Sometimes there are pages in your site that you simply do not want or need indexed. This could be because you’ve got directories that don’t need to be indexed, or it could simply be because you don’t want visitors landing on certain pages.
One good reason to exclude certain directories is to help out the search engines. Think about it – they have a lot of work to do to completely index your entire site. This causes traffic on the internet, on your ISP and your host. Anything that you can do to help reduce this traffic will help the greater good.
You can tell search engines what data to exclude by creating a Robots.Txt file. This is a simple text file in your root level directory which contains some keywords and file specifications to be ignored. An example is shown below.
User-agent: * Disallow: /images/ Disallow: /banners/ Disallow: /Forms/ Disallow: /Dictionary/ Disallow: /_borders/ Disallow: /_fpclass/ Disallow: /_overlay/ Disallow: /_private/ Disallow: /_themes/
The "User-agent"
keyword is virtually always set to "*"
, indicating this applies to all search engines. The "Disallow"
keywords are simply lists of directories and files to be excluded.
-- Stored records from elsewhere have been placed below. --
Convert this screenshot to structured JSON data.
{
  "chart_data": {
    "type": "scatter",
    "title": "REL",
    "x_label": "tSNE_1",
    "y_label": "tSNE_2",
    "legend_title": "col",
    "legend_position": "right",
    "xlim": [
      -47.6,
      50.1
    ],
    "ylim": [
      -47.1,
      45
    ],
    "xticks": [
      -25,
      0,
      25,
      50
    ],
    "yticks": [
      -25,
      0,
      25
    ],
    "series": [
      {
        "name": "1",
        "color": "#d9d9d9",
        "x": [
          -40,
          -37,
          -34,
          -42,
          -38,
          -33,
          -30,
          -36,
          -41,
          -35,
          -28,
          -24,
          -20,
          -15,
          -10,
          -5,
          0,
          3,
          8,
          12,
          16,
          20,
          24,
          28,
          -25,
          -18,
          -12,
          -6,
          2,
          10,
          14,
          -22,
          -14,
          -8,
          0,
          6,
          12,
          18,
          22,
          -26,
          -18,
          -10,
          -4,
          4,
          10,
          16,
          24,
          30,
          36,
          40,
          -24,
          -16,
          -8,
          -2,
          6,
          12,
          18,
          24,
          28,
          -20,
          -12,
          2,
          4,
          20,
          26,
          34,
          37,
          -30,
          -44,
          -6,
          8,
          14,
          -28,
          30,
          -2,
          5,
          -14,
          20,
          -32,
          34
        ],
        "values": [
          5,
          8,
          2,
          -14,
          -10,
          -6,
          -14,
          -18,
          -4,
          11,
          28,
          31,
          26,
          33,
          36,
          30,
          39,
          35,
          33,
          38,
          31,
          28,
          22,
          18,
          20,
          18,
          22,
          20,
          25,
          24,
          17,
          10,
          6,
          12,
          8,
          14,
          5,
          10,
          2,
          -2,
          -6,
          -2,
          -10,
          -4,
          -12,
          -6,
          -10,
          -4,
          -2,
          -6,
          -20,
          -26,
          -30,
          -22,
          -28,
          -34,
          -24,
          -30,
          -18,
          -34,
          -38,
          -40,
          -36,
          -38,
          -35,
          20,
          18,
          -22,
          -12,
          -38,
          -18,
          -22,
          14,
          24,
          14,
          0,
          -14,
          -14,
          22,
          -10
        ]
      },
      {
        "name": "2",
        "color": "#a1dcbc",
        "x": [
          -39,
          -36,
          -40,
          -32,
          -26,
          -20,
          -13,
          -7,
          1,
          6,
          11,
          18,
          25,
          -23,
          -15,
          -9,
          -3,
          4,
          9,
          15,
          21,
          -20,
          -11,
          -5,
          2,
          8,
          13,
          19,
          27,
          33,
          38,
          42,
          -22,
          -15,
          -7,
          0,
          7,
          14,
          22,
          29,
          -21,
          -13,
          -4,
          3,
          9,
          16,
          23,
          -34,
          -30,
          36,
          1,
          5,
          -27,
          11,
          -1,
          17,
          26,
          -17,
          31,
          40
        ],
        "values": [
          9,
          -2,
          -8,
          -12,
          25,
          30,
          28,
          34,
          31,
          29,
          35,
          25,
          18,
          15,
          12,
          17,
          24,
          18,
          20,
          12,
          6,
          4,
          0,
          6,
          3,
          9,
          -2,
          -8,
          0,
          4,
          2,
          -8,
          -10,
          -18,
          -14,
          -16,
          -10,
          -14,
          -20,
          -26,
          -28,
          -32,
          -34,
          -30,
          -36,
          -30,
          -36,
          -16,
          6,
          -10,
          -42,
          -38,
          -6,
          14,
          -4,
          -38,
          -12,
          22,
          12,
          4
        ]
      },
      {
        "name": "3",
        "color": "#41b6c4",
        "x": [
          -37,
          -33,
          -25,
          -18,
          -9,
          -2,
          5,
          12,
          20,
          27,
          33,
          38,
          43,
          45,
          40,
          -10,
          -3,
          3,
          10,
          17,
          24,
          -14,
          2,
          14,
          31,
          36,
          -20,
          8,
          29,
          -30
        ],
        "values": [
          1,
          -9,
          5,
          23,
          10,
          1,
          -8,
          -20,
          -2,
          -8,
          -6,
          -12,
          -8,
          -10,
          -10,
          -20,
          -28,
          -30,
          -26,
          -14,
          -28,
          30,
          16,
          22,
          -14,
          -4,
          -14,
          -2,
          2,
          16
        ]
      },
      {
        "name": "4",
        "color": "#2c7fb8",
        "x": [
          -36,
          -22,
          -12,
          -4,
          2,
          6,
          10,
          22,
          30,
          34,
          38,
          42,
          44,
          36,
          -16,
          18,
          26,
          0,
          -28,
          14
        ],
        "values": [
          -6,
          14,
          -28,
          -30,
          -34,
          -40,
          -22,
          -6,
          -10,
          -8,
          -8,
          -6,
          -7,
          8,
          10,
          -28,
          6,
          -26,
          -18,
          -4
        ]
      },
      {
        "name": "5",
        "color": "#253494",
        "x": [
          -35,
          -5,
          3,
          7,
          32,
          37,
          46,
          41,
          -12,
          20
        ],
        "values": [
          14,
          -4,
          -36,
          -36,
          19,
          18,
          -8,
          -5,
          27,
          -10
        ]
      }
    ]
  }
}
Note that "/se"
will match any directory beginning with "/se"
while "/se/"
will only match a directory named "/se/"
. You may also include filenames after the directories, for example "/se/myfile.htm"
.
It is important to remember that the Robots.Txt
file is available to everyone. Thus you never want to specify the names of sensitive files or folders. If you must exclude them, it is better to use password protected pages which cannot be reached by search engines at all (they don’t have the password!)